$ABC$ is an obtuse triangle satisfying $\angle A>90^\circ$, and its circumcenter $O$ and circumcircle $\omega_1$. Let $\omega_2$ be a circle passing $C$ with center $B$. $\omega_2$ meets $BC$ at $D$. $\omega_1$ meets $AD$ and $\omega_2$ at $E$ and $F(\neq C)$, respectively. $AF$ meets $\omega_2$ at $G(\neq F)$. Prove that the intersection of $CE$ and $BG$ lies on the circumcircle of $AOB$.
Problem
Source: 2017 Korea Winter Program Practice Test 2 #6
Tags: geometry
kmh1
24.12.2024 23:08
Maybe I have misread something, but there seems to be something wrong with the problem, because the diagram doesn't work.
Attachments:
kmh1
25.12.2024 17:52
The missing condition is probably $AB=AC$. Hopefully the problem gets edited correctly someday. Also the condition $\angle A>90^\circ$ is unnecessary, but it is probably there to avoid casework on the relative positions of points.
It is easy using complex coordinates. Set $\omega_1$ as the unit circle. We have $c=\frac{a^2}{b}$ because $AB=AC$.
I will not write out the whole computation in detail, because it is very routine if you are familiar with complex coordinates.
We can calculate $d=2b-\frac{a^2}{b}$, $e=\frac{a(a+2b)}{2a+b}$, $f=\frac{b^3}{a^2}$, $g=\frac{a^2+ab-b^2}{a}$.
Then we can calcuate the intersecting point of $CE$ and $BG$.(Actually, $BG$ is tangent to $\omega_1$). The intersecting point is $\frac{2ab}{a+b}$.
This point is where the tangent lines of $\omega_1$ at $A$ and $B$ intersect. Therefore it is on the circumcircle of $AOB$.

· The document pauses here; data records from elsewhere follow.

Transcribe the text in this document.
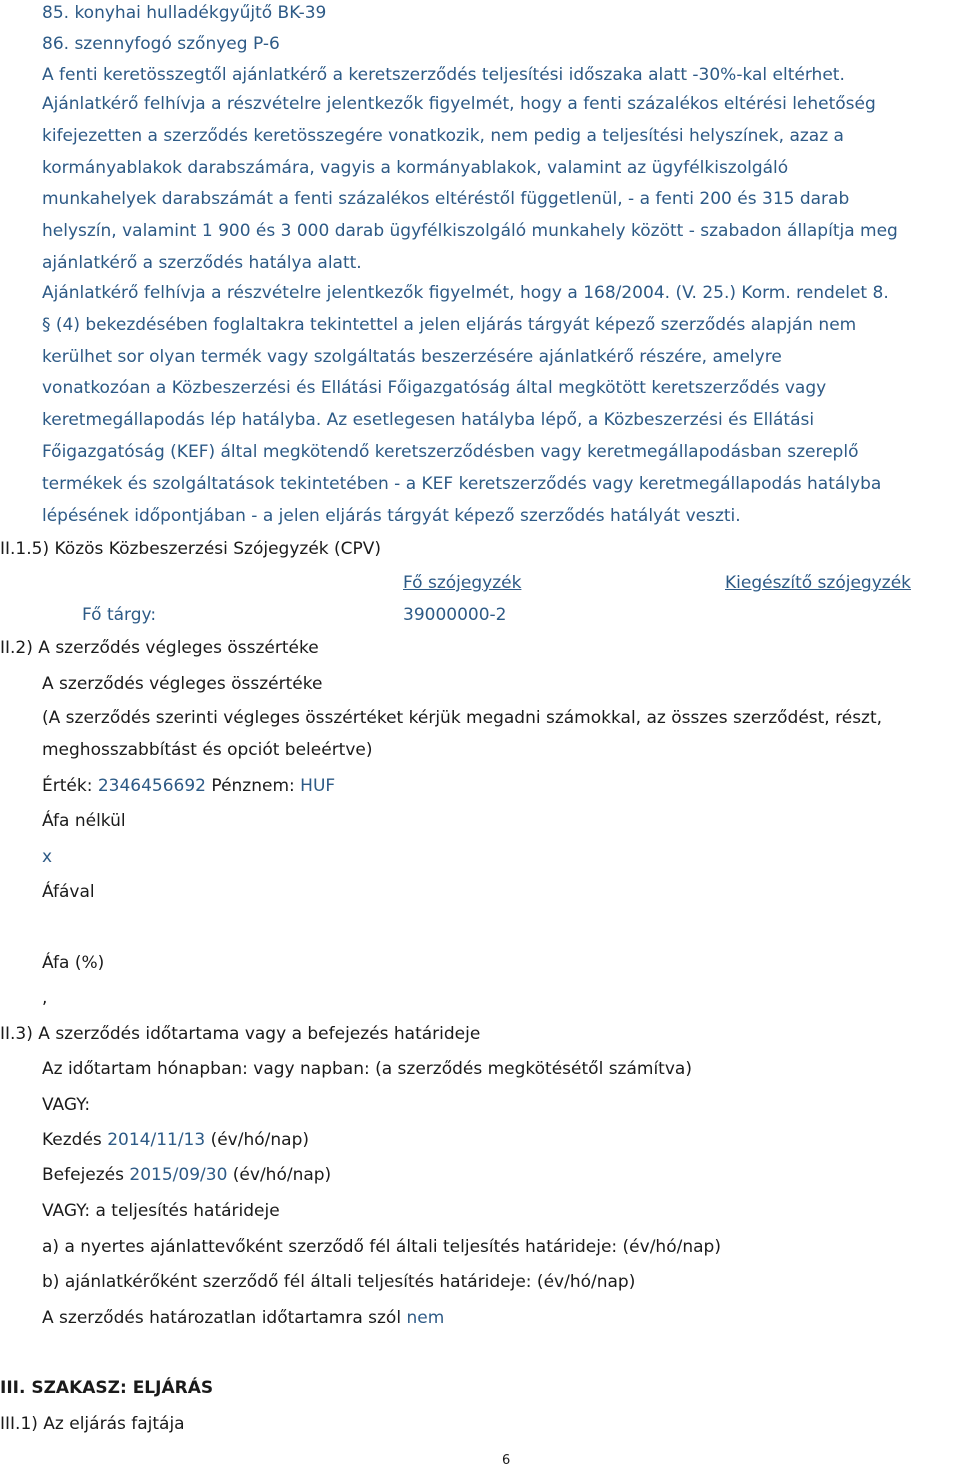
85. konyhai hulladékgyűjtő BK-39
86. szennyfogó szőnyeg P-6
A fenti keretösszegtől ajánlatkérő a keretszerződés teljesítési időszaka alatt -30%-kal eltérhet.

Ajánlatkérő felhívja a részvételre jelentkezők figyelmét, hogy a fenti százalékos eltérési lehetőség

kifejezetten a szerződés keretösszegére vonatkozik, nem pedig a teljesítési helyszínek, azaz a

kormányablakok darabszámára, vagyis a kormányablakok, valamint az ügyfélkiszolgáló

munkahelyek darabszámát a fenti százalékos eltéréstől függetlenül, - a fenti 200 és 315 darab

helyszín, valamint 1 900 és 3 000 darab ügyfélkiszolgáló munkahely között - szabadon állapítja meg

ajánlatkérő a szerződés hatálya alatt.

Ajánlatkérő felhívja a részvételre jelentkezők figyelmét, hogy a 168/2004. (V. 25.) Korm. rendelet 8.

§ (4) bekezdésében foglaltakra tekintettel a jelen eljárás tárgyát képező szerződés alapján nem

kerülhet sor olyan termék vagy szolgáltatás beszerzésére ajánlatkérő részére, amelyre

vonatkozóan a Közbeszerzési és Ellátási Főigazgatóság által megkötött keretszerződés vagy

keretmegállapodás lép hatályba. Az esetlegesen hatályba lépő, a Közbeszerzési és Ellátási

Főigazgatóság (KEF) által megkötendő keretszerződésben vagy keretmegállapodásban szereplő

termékek és szolgáltatások tekintetében - a KEF keretszerződés vagy keretmegállapodás hatályba

lépésének időpontjában - a jelen eljárás tárgyát képező szerződés hatályát veszti.

II.1.5) Közös Közbeszerzési Szójegyzék (CPV)
Fő szójegyzék	Kiegészítő szójegyzék
Fő tárgy:	39000000-2
II.2) A szerződés végleges összértéke
A szerződés végleges összértéke
(A szerződés szerinti végleges összértéket kérjük megadni számokkal, az összes szerződést, részt,
meghosszabbítást és opciót beleértve)
Érték: 2346456692 Pénznem: HUF
Áfa nélkül
x
Áfával
Áfa (%)
,
II.3) A szerződés időtartama vagy a befejezés határideje
Az időtartam hónapban: vagy napban: (a szerződés megkötésétől számítva)
VAGY:
Kezdés 2014/11/13 (év/hó/nap)
Befejezés 2015/09/30 (év/hó/nap)
VAGY: a teljesítés határideje
a) a nyertes ajánlattevőként szerződő fél általi teljesítés határideje: (év/hó/nap)
b) ajánlatkérőként szerződő fél általi teljesítés határideje: (év/hó/nap)
A szerződés határozatlan időtartamra szól nem
III. SZAKASZ: ELJÁRÁS
III.1) Az eljárás fajtája
6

There is probably a nice synthetic solution, although I haven't given it much thought.
Edit: The synthetic solution is as simple as I thought it would be, here is a sketch:
Simple angle chasing shows that $BG$ is tangent to $\omega_1$.
Let $K$, $M$ be the midpoints of segments $AB$ and $AC$, then $AD//BM$, so $\angle DAB=\angle ABM=\angle ACK$. Now it is easy to see that $CE$ is the symmedian.
Therefore the intersecting point of $CE$ and $BG$ is where the tangent lines of $\omega_1$ at $A$ and $B$ intersect.